According to Bradley University senior consultants who are working with the Canton Area Chamber of Commerce, your customers want attention. And it isn’t always your teen employees to blame when they don’t get it.

“In my case, I think it was the owner who stopped to answer his cellphone while I was trying to check out,” Bradley student/secret shopper Sarah O’Brien told about 30 Canton business people Friday morning.

The students conducted an online survey in late February and early March. Incorporating Facebook and newspaper ads taken out by the chamber, they solicited opinions about shopping in Canton, as well as sampling local services for themselves. Twenty-two-year-old Bradley student and project manager Michelle Hamm said the goal was not to point fingers, but to point out possibilities.

“We just wanted to kind of start the conversations between the businesses themselves,” Hamm said.

The first survey question tried to pin down specific reasons for customer satisfaction or dissatisfaction. More than half of the 83 respondents indicated some level of dissatisfaction with the availability of products; about 17 percent didn’t like business hours.
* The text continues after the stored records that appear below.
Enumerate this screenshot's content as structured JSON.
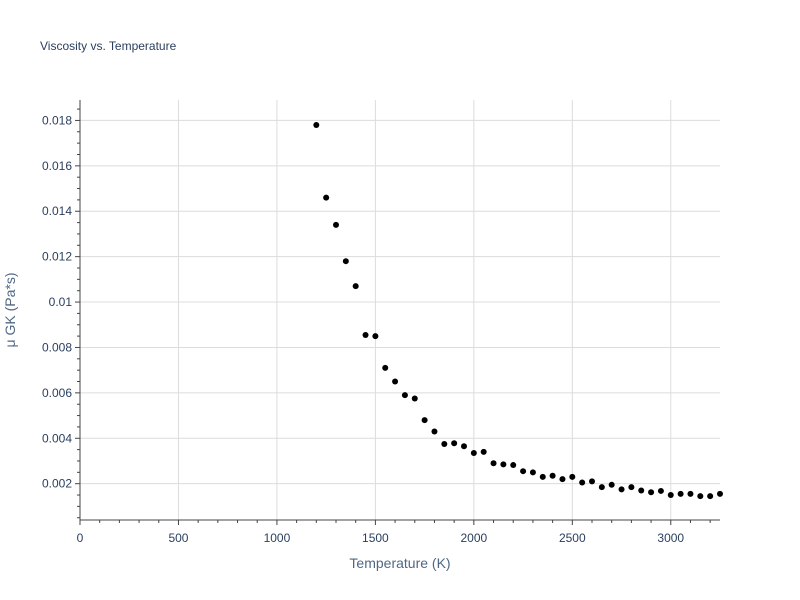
{
  "chart_data": {
    "type": "scatter",
    "title": "Viscosity vs. Temperature",
    "xlabel": "Temperature (K)",
    "ylabel": "μ GK (Pa*s)",
    "xlim": [
      0,
      3250
    ],
    "ylim": [
      0.0004,
      0.0189
    ],
    "x_ticks": [
      0,
      500,
      1000,
      1500,
      2000,
      2500,
      3000
    ],
    "x_tick_labels": [
      "0",
      "500",
      "1000",
      "1500",
      "2000",
      "2500",
      "3000"
    ],
    "y_ticks": [
      0.002,
      0.004,
      0.006,
      0.008,
      0.01,
      0.012,
      0.014,
      0.016,
      0.018
    ],
    "y_tick_labels": [
      "0.002",
      "0.004",
      "0.006",
      "0.008",
      "0.01",
      "0.012",
      "0.014",
      "0.016",
      "0.018"
    ],
    "grid": true,
    "marker_color": "#000000",
    "x": [
      1200,
      1250,
      1300,
      1350,
      1400,
      1450,
      1500,
      1550,
      1600,
      1650,
      1700,
      1750,
      1800,
      1850,
      1900,
      1950,
      2000,
      2050,
      2100,
      2150,
      2200,
      2250,
      2300,
      2350,
      2400,
      2450,
      2500,
      2550,
      2600,
      2650,
      2700,
      2750,
      2800,
      2850,
      2900,
      2950,
      3000,
      3050,
      3100,
      3150,
      3200,
      3250
    ],
    "y": [
      0.0178,
      0.0146,
      0.0134,
      0.0118,
      0.0107,
      0.00855,
      0.0085,
      0.0071,
      0.0065,
      0.0059,
      0.00575,
      0.0048,
      0.0043,
      0.00375,
      0.00378,
      0.00365,
      0.00335,
      0.0034,
      0.0029,
      0.00285,
      0.00282,
      0.00255,
      0.0025,
      0.0023,
      0.00235,
      0.0022,
      0.0023,
      0.00205,
      0.0021,
      0.00185,
      0.00195,
      0.00175,
      0.00185,
      0.0017,
      0.00162,
      0.00168,
      0.0015,
      0.00155,
      0.00155,
      0.00145,
      0.00145,
      0.00155
    ]
  }
}
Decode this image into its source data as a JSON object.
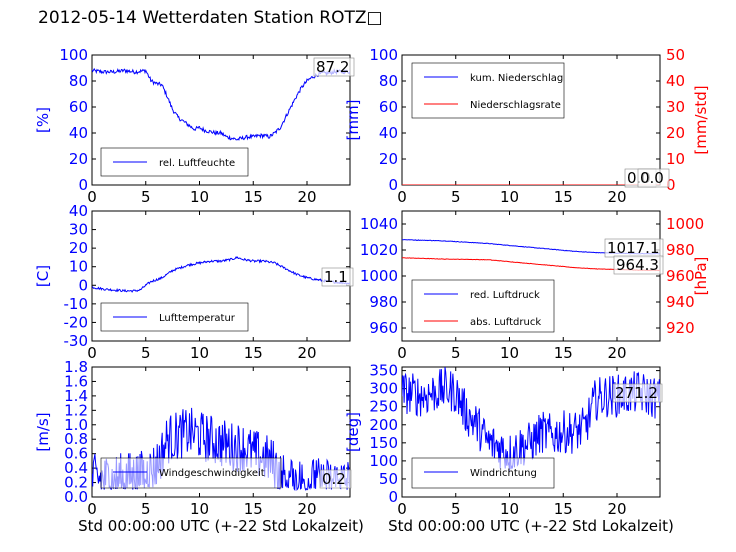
{
  "figure": {
    "title": "2012-05-14 Wetterdaten Station ROTZ□"
  },
  "chart_data": [
    {
      "id": "humidity",
      "type": "line",
      "xlim": [
        0,
        24
      ],
      "xticks": [
        0,
        5,
        10,
        15,
        20
      ],
      "ylim": [
        0,
        100
      ],
      "yticks": [
        0,
        20,
        40,
        60,
        80,
        100
      ],
      "ylabel": "[%]",
      "xlabel": "",
      "annotations": [
        "87.2"
      ],
      "legend": "lower-left",
      "series": [
        {
          "name": "rel. Luftfeuchte",
          "color": "#0000ff",
          "x": [
            0,
            1,
            2,
            3,
            4,
            5,
            5.5,
            6,
            6.5,
            7,
            7.5,
            8,
            8.5,
            9,
            9.5,
            10,
            10.5,
            11,
            11.5,
            12,
            12.5,
            13,
            13.5,
            14,
            14.5,
            15,
            15.5,
            16,
            16.5,
            17,
            17.5,
            18,
            18.5,
            19,
            19.5,
            20,
            20.5,
            21,
            21.5,
            22,
            22.5,
            23,
            23.5,
            24
          ],
          "y": [
            88,
            87,
            87,
            88,
            87,
            88,
            80,
            78,
            77,
            68,
            58,
            52,
            49,
            46,
            43,
            44,
            42,
            41,
            40,
            40,
            37,
            36,
            35,
            36,
            37,
            37,
            38,
            38,
            37,
            40,
            44,
            52,
            60,
            68,
            75,
            80,
            83,
            85,
            86,
            86,
            87,
            87,
            87,
            87.2
          ],
          "noise": 1.5
        }
      ]
    },
    {
      "id": "precip",
      "type": "line",
      "xlim": [
        0,
        24
      ],
      "xticks": [
        0,
        5,
        10,
        15,
        20
      ],
      "ylim": [
        0,
        100
      ],
      "yticks": [
        0,
        20,
        40,
        60,
        80,
        100
      ],
      "ylabel": "[mm]",
      "y2lim": [
        0,
        50
      ],
      "y2ticks": [
        0,
        10,
        20,
        30,
        40,
        50
      ],
      "y2label": "[mm/std]",
      "xlabel": "",
      "annotations": [
        "0.0",
        "0.0"
      ],
      "legend": "top-left",
      "series": [
        {
          "name": "kum. Niederschlag",
          "color": "#0000ff",
          "axis": "left",
          "x": [
            0,
            24
          ],
          "y": [
            0,
            0
          ],
          "noise": 0
        },
        {
          "name": "Niederschlagsrate",
          "color": "#ff0000",
          "axis": "right",
          "x": [
            0,
            24
          ],
          "y": [
            0,
            0
          ],
          "noise": 0
        }
      ]
    },
    {
      "id": "temperature",
      "type": "line",
      "xlim": [
        0,
        24
      ],
      "xticks": [
        0,
        5,
        10,
        15,
        20
      ],
      "ylim": [
        -30,
        40
      ],
      "yticks": [
        -30,
        -20,
        -10,
        0,
        10,
        20,
        30,
        40
      ],
      "ylabel": "[C]",
      "xlabel": "",
      "annotations": [
        "1.1"
      ],
      "legend": "lower-left",
      "series": [
        {
          "name": "Lufttemperatur",
          "color": "#0000ff",
          "x": [
            0,
            1,
            2,
            3,
            4,
            4.5,
            5,
            5.5,
            6,
            6.5,
            7,
            7.5,
            8,
            8.5,
            9,
            10,
            11,
            12,
            13,
            13.5,
            14,
            15,
            16,
            17,
            18,
            19,
            20,
            21,
            22,
            23,
            24
          ],
          "y": [
            -1,
            -2,
            -2.5,
            -3,
            -3,
            -2.5,
            0,
            2,
            3,
            4,
            6,
            8,
            9,
            10,
            11,
            12,
            13,
            13,
            14,
            15,
            14,
            13,
            13,
            12,
            9,
            6,
            4,
            3,
            2,
            1.5,
            1.1
          ],
          "noise": 0.6
        }
      ]
    },
    {
      "id": "pressure",
      "type": "line",
      "xlim": [
        0,
        24
      ],
      "xticks": [
        0,
        5,
        10,
        15,
        20
      ],
      "ylim": [
        950,
        1050
      ],
      "yticks": [
        960,
        980,
        1000,
        1020,
        1040
      ],
      "ylabel": "",
      "y2lim": [
        910,
        1010
      ],
      "y2ticks": [
        920,
        940,
        960,
        980,
        1000
      ],
      "y2label": "[hPa]",
      "xlabel": "",
      "annotations": [
        "1017.1",
        "964.3"
      ],
      "legend": "lower-left",
      "series": [
        {
          "name": "red. Luftdruck",
          "color": "#0000ff",
          "axis": "left",
          "x": [
            0,
            2,
            4,
            6,
            8,
            10,
            12,
            14,
            16,
            18,
            20,
            22,
            24
          ],
          "y": [
            1028,
            1027.5,
            1027,
            1026,
            1025,
            1023.5,
            1022,
            1020.5,
            1019,
            1018,
            1017.5,
            1017.2,
            1017.1
          ],
          "noise": 0.2
        },
        {
          "name": "abs. Luftdruck",
          "color": "#ff0000",
          "axis": "right",
          "x": [
            0,
            2,
            4,
            6,
            8,
            10,
            12,
            14,
            16,
            18,
            20,
            22,
            24
          ],
          "y": [
            974,
            973.5,
            973,
            972.8,
            972.5,
            971,
            969.5,
            968,
            966.5,
            965.5,
            965,
            964.5,
            964.3
          ],
          "noise": 0.15
        }
      ]
    },
    {
      "id": "wind",
      "type": "line",
      "xlim": [
        0,
        24
      ],
      "xticks": [
        0,
        5,
        10,
        15,
        20
      ],
      "ylim": [
        0,
        1.8
      ],
      "yticks": [
        0.0,
        0.2,
        0.4,
        0.6,
        0.8,
        1.0,
        1.2,
        1.4,
        1.6,
        1.8
      ],
      "ylabel": "[m/s]",
      "xlabel": "Std 00:00:00 UTC (+-22 Std Lokalzeit)",
      "annotations": [
        "0.2"
      ],
      "legend": "lower-left",
      "series": [
        {
          "name": "Windgeschwindigkeit",
          "color": "#0000ff",
          "x": [
            0,
            2,
            4,
            5,
            6,
            6.5,
            7,
            8,
            9,
            10,
            11,
            12,
            13,
            14,
            15,
            16,
            17,
            17.5,
            18,
            20,
            22,
            24
          ],
          "y": [
            0.25,
            0.25,
            0.3,
            0.3,
            0.45,
            0.6,
            0.8,
            0.85,
            0.9,
            0.85,
            0.8,
            0.75,
            0.7,
            0.7,
            0.6,
            0.55,
            0.45,
            0.3,
            0.25,
            0.2,
            0.2,
            0.2
          ],
          "noise": 0.35
        }
      ]
    },
    {
      "id": "winddir",
      "type": "line",
      "xlim": [
        0,
        24
      ],
      "xticks": [
        0,
        5,
        10,
        15,
        20
      ],
      "ylim": [
        0,
        360
      ],
      "yticks": [
        0,
        50,
        100,
        150,
        200,
        250,
        300,
        350
      ],
      "ylabel": "[deg]",
      "xlabel": "Std 00:00:00 UTC (+-22 Std Lokalzeit)",
      "annotations": [
        "271.2"
      ],
      "legend": "lower-left",
      "series": [
        {
          "name": "Windrichtung",
          "color": "#0000ff",
          "x": [
            0,
            2,
            4,
            5,
            6,
            7,
            8,
            9,
            10,
            11,
            12,
            13,
            14,
            15,
            16,
            17,
            18,
            19,
            20,
            22,
            24
          ],
          "y": [
            290,
            280,
            300,
            290,
            230,
            200,
            150,
            140,
            120,
            140,
            150,
            180,
            170,
            180,
            180,
            190,
            270,
            280,
            280,
            290,
            271.2
          ],
          "noise": 60
        }
      ]
    }
  ]
}
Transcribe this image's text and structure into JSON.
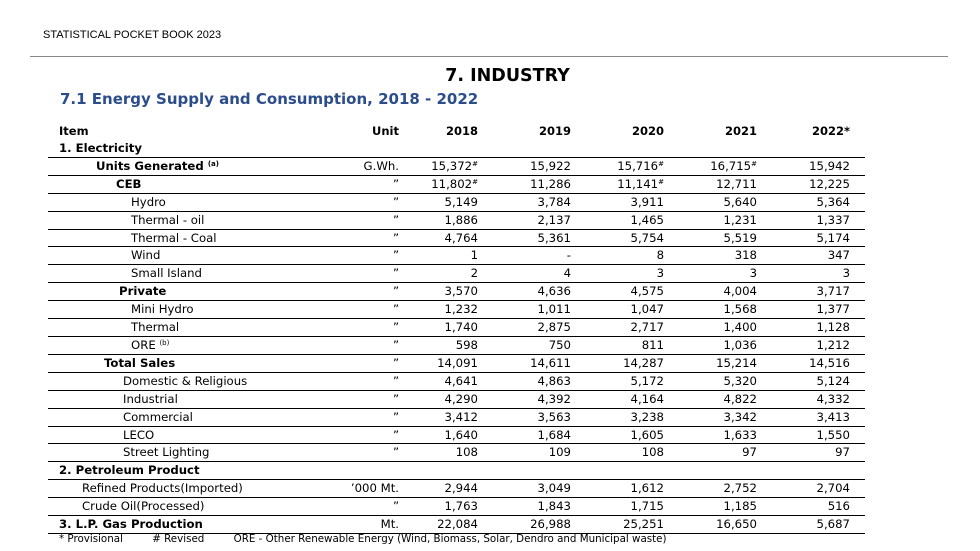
{
  "header": "STATISTICAL POCKET BOOK 2023",
  "chapter_title": "7.  INDUSTRY",
  "section_title": "7.1 Energy Supply and Consumption, 2018 - 2022",
  "columns": {
    "item": "Item",
    "unit": "Unit",
    "years": [
      "2018",
      "2019",
      "2020",
      "2021",
      "2022*"
    ]
  },
  "rows": [
    {
      "label": "1. Electricity",
      "sup": "",
      "unit": "",
      "values": [
        "",
        "",
        "",
        "",
        ""
      ],
      "bold": true,
      "indent": 1,
      "border": true
    },
    {
      "label": "Units Generated",
      "sup": "(a)",
      "unit": "G.Wh.",
      "values": [
        "15,372#",
        "15,922",
        "15,716#",
        "16,715#",
        "15,942"
      ],
      "bold": true,
      "indent": 3,
      "border": true
    },
    {
      "label": "CEB",
      "sup": "",
      "unit": "”",
      "values": [
        "11,802#",
        "11,286",
        "11,141#",
        "12,711",
        "12,225"
      ],
      "bold": true,
      "indent": 4,
      "border": true
    },
    {
      "label": "Hydro",
      "sup": "",
      "unit": "”",
      "values": [
        "5,149",
        "3,784",
        "3,911",
        "5,640",
        "5,364"
      ],
      "bold": false,
      "indent": 5,
      "border": true
    },
    {
      "label": "Thermal - oil",
      "sup": "",
      "unit": "”",
      "values": [
        "1,886",
        "2,137",
        "1,465",
        "1,231",
        "1,337"
      ],
      "bold": false,
      "indent": 5,
      "border": true
    },
    {
      "label": "Thermal - Coal",
      "sup": "",
      "unit": "”",
      "values": [
        "4,764",
        "5,361",
        "5,754",
        "5,519",
        "5,174"
      ],
      "bold": false,
      "indent": 5,
      "border": true
    },
    {
      "label": "Wind",
      "sup": "",
      "unit": "”",
      "values": [
        "1",
        "-",
        "8",
        "318",
        "347"
      ],
      "bold": false,
      "indent": 5,
      "border": true
    },
    {
      "label": "Small Island",
      "sup": "",
      "unit": "”",
      "values": [
        "2",
        "4",
        "3",
        "3",
        "3"
      ],
      "bold": false,
      "indent": 5,
      "border": true
    },
    {
      "label": "Private",
      "sup": "",
      "unit": "”",
      "values": [
        "3,570",
        "4,636",
        "4,575",
        "4,004",
        "3,717"
      ],
      "bold": true,
      "indent": 6,
      "border": true
    },
    {
      "label": "Mini Hydro",
      "sup": "",
      "unit": "”",
      "values": [
        "1,232",
        "1,011",
        "1,047",
        "1,568",
        "1,377"
      ],
      "bold": false,
      "indent": 5,
      "border": true
    },
    {
      "label": "Thermal",
      "sup": "",
      "unit": "”",
      "values": [
        "1,740",
        "2,875",
        "2,717",
        "1,400",
        "1,128"
      ],
      "bold": false,
      "indent": 5,
      "border": true
    },
    {
      "label": "ORE",
      "sup": "(b)",
      "unit": "”",
      "values": [
        "598",
        "750",
        "811",
        "1,036",
        "1,212"
      ],
      "bold": false,
      "indent": 5,
      "border": true
    },
    {
      "label": "Total Sales",
      "sup": "",
      "unit": "”",
      "values": [
        "14,091",
        "14,611",
        "14,287",
        "15,214",
        "14,516"
      ],
      "bold": true,
      "indent": 2,
      "border": true
    },
    {
      "label": "Domestic & Religious",
      "sup": "",
      "unit": "”",
      "values": [
        "4,641",
        "4,863",
        "5,172",
        "5,320",
        "5,124"
      ],
      "bold": false,
      "indent": 7,
      "border": true
    },
    {
      "label": "Industrial",
      "sup": "",
      "unit": "”",
      "values": [
        "4,290",
        "4,392",
        "4,164",
        "4,822",
        "4,332"
      ],
      "bold": false,
      "indent": 7,
      "border": true
    },
    {
      "label": "Commercial",
      "sup": "",
      "unit": "”",
      "values": [
        "3,412",
        "3,563",
        "3,238",
        "3,342",
        "3,413"
      ],
      "bold": false,
      "indent": 7,
      "border": true
    },
    {
      "label": "LECO",
      "sup": "",
      "unit": "”",
      "values": [
        "1,640",
        "1,684",
        "1,605",
        "1,633",
        "1,550"
      ],
      "bold": false,
      "indent": 7,
      "border": true
    },
    {
      "label": "Street Lighting",
      "sup": "",
      "unit": "”",
      "values": [
        "108",
        "109",
        "108",
        "97",
        "97"
      ],
      "bold": false,
      "indent": 7,
      "border": true
    },
    {
      "label": "2. Petroleum Product",
      "sup": "",
      "unit": "",
      "values": [
        "",
        "",
        "",
        "",
        ""
      ],
      "bold": true,
      "indent": 1,
      "border": true
    },
    {
      "label": "Refined Products(Imported)",
      "sup": "",
      "unit": "’000 Mt.",
      "values": [
        "2,944",
        "3,049",
        "1,612",
        "2,752",
        "2,704"
      ],
      "bold": false,
      "indent": 8,
      "border": true
    },
    {
      "label": "Crude Oil(Processed)",
      "sup": "",
      "unit": "”",
      "values": [
        "1,763",
        "1,843",
        "1,715",
        "1,185",
        "516"
      ],
      "bold": false,
      "indent": 8,
      "border": true
    },
    {
      "label": "3. L.P. Gas Production",
      "sup": "",
      "unit": "Mt.",
      "values": [
        "22,084",
        "26,988",
        "25,251",
        "16,650",
        "5,687"
      ],
      "bold": true,
      "indent": 1,
      "border": true
    }
  ],
  "footnotes": [
    "* Provisional",
    "# Revised",
    "ORE - Other Renewable Energy (Wind, Biomass, Solar, Dendro and Municipal waste)"
  ]
}
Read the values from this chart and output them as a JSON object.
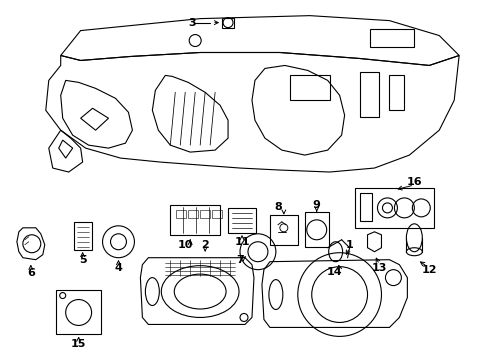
{
  "background_color": "#ffffff",
  "line_color": "#000000",
  "lw": 0.8
}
But in the comment section, many of those same respondents said they could understand those gaps in a smaller town. What they couldn’t understand was lousy service.

“We are willing to stay in town even if it costs more as long as we get good service and therefore a value,” wrote one customer, who cited Mel’s Sporting Goods and Blessman’s Boutique for exemplary service and several restaurants for the lack of it. “But a bad customer service experience really ends our patronage of a business.”

Dennis Crawford got the message. As a member of the chamber’s business development committee, the 63-year-old owner of Crawford’s Home Furnishings—a Bradley grad himself—had seen a preview of the survey results. He said he was surprised and dismayed by a couple of negative comments, but saw the survey as an opportunity for his own business and the overall business community.

“I think it brings to the top of the mind: customer service,” he said. “Canton’s on the edge, too. We think there’s some good things coming down the road.”

Canton Chamber Executive Director Missy Towery, 39, agreed on all points. She said the input from Bradley so far has been both cost-effective and valuable, but she’s looking forward to the final step in the student/chamber collaboration: putting the survey information into practice.

“What will be useful to us is to embark on our ‘Shop Canton’ campaign,” Towery said.